Relay-Version: version B 2.10 5/3/83; site utzoo.UUCP
Posting-Version: version B 2.10.2 9/18/84; site brl-tgr.ARPA
Path: utzoo!watmath!clyde!burl!ulysses!allegra!mit-eddie!think!harvard!seismo!brl-tgr!gwyn
From: gwyn@brl-tgr.ARPA (Doug Gwyn <gwyn>)
Newsgroups: net.unix-wizards
Subject: Re: Extended file system / File locking on networks
Message-ID: <1106@brl-tgr.ARPA>
Date: Mon, 30-Dec-85 10:16:21 EST
Article-I.D.: brl-tgr.1106
Posted: Mon Dec 30 10:16:21 1985
Date-Received: Wed, 1-Jan-86 00:42:33 EST
References: <910@brl-tgr.ARPA> <2adcce15.1de6@apollo.uucp> <1011@brl-tgr.ARPA> <371@l5.uucp>
Organization: Ballistic Research Lab
Lines: 43

> Note that 4.2BSD also has file locking support, and that it doesn't work
> on NFS, and that so few programs break because of this that it's not
> worth mentioning.  How many things really use Sys V file locking?

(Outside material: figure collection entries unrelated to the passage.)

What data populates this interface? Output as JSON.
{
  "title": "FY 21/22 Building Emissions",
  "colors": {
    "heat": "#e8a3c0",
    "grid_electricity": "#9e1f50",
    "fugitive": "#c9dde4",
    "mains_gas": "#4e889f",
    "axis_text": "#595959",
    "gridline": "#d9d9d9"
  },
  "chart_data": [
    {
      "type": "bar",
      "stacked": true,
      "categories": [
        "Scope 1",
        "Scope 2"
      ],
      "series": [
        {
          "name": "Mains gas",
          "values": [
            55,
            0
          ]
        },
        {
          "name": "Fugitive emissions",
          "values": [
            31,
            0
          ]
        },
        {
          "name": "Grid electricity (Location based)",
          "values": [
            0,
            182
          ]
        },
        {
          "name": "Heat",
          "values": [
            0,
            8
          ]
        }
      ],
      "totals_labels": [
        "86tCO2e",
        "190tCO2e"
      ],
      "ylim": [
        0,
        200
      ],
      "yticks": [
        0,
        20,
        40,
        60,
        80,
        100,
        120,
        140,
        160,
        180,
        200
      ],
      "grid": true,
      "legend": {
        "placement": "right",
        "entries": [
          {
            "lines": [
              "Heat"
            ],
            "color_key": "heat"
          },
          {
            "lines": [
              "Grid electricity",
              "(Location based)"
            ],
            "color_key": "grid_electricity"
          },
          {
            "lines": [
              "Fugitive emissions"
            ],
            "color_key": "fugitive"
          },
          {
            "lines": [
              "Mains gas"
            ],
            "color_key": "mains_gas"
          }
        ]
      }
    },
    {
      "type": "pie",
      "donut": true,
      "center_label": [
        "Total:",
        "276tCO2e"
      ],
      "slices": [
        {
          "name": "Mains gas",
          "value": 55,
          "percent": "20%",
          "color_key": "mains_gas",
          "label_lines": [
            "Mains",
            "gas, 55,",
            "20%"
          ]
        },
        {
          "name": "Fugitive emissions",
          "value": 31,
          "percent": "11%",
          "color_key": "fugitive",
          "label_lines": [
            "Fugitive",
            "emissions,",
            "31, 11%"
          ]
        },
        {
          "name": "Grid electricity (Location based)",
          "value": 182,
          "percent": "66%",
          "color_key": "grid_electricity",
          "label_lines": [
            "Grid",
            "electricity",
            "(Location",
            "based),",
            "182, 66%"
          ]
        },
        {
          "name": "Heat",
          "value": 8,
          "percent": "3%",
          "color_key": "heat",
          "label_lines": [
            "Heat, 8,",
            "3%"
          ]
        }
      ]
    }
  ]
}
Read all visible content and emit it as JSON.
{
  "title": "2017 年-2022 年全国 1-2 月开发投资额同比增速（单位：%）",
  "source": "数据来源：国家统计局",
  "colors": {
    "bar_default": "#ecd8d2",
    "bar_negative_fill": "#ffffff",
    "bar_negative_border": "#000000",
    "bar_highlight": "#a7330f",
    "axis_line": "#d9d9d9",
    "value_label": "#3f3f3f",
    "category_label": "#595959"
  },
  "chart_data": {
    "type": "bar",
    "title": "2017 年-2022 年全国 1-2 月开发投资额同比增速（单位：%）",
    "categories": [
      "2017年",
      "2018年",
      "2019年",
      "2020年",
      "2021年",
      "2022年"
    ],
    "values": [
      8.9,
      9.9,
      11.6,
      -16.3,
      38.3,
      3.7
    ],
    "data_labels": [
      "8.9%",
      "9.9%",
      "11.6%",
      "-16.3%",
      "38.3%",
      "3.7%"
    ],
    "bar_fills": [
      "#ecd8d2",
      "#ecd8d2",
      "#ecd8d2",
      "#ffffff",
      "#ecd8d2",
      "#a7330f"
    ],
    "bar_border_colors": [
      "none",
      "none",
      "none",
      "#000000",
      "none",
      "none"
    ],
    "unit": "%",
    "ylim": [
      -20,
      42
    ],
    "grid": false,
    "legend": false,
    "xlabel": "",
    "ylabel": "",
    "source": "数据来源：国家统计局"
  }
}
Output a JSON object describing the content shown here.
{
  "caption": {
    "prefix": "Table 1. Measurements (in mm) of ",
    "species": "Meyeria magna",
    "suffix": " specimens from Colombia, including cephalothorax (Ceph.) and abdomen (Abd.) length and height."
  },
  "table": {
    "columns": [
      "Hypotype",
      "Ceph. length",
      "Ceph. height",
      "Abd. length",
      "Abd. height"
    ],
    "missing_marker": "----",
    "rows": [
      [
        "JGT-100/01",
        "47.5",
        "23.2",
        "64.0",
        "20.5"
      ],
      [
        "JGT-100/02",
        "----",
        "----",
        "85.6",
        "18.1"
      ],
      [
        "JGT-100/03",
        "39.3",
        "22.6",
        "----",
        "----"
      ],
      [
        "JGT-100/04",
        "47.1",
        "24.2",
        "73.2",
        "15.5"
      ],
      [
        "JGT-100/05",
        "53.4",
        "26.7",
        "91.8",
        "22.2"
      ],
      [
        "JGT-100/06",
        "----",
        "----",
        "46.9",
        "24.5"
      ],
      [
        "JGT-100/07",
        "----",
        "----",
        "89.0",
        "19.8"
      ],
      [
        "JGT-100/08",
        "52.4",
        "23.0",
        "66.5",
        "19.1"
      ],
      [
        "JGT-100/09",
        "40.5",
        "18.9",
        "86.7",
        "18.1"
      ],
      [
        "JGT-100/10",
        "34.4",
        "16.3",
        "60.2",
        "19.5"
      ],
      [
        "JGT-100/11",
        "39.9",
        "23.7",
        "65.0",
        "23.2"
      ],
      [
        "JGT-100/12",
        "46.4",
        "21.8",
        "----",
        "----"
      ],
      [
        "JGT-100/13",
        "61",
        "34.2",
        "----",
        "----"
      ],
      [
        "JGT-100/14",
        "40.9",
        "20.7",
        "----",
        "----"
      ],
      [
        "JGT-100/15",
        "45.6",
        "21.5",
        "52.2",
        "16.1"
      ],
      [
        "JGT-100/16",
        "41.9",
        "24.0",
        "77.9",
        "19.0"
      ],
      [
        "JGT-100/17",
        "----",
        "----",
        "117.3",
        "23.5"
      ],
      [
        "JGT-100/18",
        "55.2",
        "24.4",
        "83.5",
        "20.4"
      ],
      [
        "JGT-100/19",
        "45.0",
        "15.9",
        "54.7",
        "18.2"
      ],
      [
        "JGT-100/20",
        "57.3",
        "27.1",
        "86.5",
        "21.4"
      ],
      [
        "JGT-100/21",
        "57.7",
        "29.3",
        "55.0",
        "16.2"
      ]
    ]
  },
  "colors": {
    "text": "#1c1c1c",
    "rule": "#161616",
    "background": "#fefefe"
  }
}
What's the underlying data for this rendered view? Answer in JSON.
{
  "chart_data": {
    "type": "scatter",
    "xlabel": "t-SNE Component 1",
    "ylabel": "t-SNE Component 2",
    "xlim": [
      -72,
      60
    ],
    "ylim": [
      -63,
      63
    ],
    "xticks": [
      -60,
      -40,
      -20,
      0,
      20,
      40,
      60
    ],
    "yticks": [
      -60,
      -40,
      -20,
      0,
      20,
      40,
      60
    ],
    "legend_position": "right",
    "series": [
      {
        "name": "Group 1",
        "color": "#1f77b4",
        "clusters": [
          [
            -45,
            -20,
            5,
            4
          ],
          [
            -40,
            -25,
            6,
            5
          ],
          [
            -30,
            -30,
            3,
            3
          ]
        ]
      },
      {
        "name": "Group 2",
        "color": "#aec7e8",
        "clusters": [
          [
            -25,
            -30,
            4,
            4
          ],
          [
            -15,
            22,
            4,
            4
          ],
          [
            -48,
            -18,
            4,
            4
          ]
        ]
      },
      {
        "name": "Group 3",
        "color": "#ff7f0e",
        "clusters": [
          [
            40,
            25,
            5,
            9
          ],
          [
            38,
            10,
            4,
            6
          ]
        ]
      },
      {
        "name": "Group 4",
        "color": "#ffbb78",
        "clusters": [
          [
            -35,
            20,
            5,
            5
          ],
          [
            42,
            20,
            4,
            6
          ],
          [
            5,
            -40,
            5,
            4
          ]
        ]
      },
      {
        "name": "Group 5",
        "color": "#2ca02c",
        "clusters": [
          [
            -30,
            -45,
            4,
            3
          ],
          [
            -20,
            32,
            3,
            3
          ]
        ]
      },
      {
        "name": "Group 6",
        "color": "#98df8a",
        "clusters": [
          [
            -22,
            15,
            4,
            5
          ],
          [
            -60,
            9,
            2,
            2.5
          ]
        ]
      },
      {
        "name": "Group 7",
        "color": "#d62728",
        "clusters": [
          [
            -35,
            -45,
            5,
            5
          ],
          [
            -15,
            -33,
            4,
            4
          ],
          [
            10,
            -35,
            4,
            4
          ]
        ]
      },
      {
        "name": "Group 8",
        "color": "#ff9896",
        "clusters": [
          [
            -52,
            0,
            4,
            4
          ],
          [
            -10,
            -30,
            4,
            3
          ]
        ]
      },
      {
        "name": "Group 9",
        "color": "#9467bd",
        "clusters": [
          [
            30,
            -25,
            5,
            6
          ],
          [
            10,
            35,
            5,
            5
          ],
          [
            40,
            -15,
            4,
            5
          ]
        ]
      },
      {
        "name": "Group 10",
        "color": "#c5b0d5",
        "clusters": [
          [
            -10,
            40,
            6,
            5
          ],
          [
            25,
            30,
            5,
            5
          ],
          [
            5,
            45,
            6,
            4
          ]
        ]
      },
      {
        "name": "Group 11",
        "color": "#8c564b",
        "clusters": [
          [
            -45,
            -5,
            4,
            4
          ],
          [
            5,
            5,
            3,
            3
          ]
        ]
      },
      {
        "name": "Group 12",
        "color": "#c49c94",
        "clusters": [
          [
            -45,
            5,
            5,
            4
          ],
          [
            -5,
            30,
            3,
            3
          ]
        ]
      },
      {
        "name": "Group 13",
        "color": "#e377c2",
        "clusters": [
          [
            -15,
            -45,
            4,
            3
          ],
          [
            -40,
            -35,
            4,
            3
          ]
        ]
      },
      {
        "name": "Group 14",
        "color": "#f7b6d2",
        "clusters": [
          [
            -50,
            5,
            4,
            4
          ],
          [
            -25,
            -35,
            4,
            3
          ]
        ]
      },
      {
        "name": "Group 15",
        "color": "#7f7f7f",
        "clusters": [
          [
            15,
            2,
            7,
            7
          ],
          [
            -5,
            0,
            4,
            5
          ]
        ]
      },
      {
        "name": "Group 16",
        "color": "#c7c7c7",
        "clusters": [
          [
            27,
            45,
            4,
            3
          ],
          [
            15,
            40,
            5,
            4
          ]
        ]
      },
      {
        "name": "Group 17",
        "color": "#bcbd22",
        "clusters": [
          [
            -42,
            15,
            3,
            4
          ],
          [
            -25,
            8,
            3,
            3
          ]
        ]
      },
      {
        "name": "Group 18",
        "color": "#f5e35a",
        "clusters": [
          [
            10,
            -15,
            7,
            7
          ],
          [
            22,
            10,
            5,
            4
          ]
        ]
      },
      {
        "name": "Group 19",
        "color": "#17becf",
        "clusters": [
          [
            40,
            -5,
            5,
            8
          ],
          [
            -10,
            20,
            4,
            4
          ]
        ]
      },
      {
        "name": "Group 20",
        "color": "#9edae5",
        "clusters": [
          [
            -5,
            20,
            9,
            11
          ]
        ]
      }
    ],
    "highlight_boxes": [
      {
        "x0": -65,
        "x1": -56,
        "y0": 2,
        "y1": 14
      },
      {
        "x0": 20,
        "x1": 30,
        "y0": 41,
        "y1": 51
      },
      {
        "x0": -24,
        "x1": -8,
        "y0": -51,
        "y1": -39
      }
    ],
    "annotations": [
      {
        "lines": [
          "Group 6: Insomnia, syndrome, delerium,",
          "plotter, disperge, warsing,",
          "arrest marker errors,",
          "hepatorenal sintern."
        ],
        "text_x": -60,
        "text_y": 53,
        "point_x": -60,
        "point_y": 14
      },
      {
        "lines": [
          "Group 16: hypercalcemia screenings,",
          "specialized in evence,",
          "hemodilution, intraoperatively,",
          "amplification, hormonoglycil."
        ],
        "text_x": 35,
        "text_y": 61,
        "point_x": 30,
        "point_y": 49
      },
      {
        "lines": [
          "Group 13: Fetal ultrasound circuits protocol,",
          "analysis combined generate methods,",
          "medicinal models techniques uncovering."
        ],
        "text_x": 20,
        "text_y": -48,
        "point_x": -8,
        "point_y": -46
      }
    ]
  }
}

If I had it, I'd sure use it.  (RECORD locking more than FILE locking.)
Living on a 4.2BSD kernel, I have no record locking at all (my System V
emulation obviously can't compensate adequately for this lack).  Since
record locking is a recent addition, it is not surprising that previously
existing utilities don't use it; that proves nothing about its possible
future importance.

> Note also that a serious file locking mechanism on a network must provide
> a way for a user program to be notified that the system has broken its lock.
> This situation occurs when a process locks a file on another machine, 
> and a comm link between the two machines goes down.  You clearly can't
> keep your database down for hours while AT&T (grin) puts your long line
> back in service, so the lock arbiter reluctantly breaks the lock.  (It
> can't tell if your machine crashed or whether it was just a comm
> line failure anyway.)  Now everybody can get at the file OK, but when the
> comm link comes back up, the process will think it owns the lock and
> will muck with the file.  So far nobody has designed a mechanism to tell
> the process that this has happened, which means to be safe the system must
> kill -9 any such process when this happens (e.g. it must make it *look*
> like the system or process really did crash, even though it was just a
> comm link failure).  I'm not sure how you even *detect* this situation
> though.

I don't see a big problem.  There are three possible cases of failure:
(1)  System owning the data crashes.  In this case, the remote process
will soon peform an I/O on the locked record/file (if it doesn't, you
have a problem even on a single system) which will fail (should return
EIO; could generate a signal instead, I suppose).  The regular failure
recovery should suffice (involves freeing locks, perhaps as a side-effect
of closing the file descriptor, perhaps automatically upon I/O error).
(2)  Communication link crashes.  (3)  Remote system crashes after
planting a lock.  Cases (2) and (3) are the interesting ones, but they
can be easily handled by simply pinging the locking system when a lock
conflict occurs.  (Various strategies could be used to reduce pinging
frequency, if desired, but I don't think it would be necessary.)  If the
locker denies knowledge of the lock, then void it locally and proceed.

The above approach probably doesn't work on stateless remote file
systems such as NFS, but this started out as a general RFS discussion.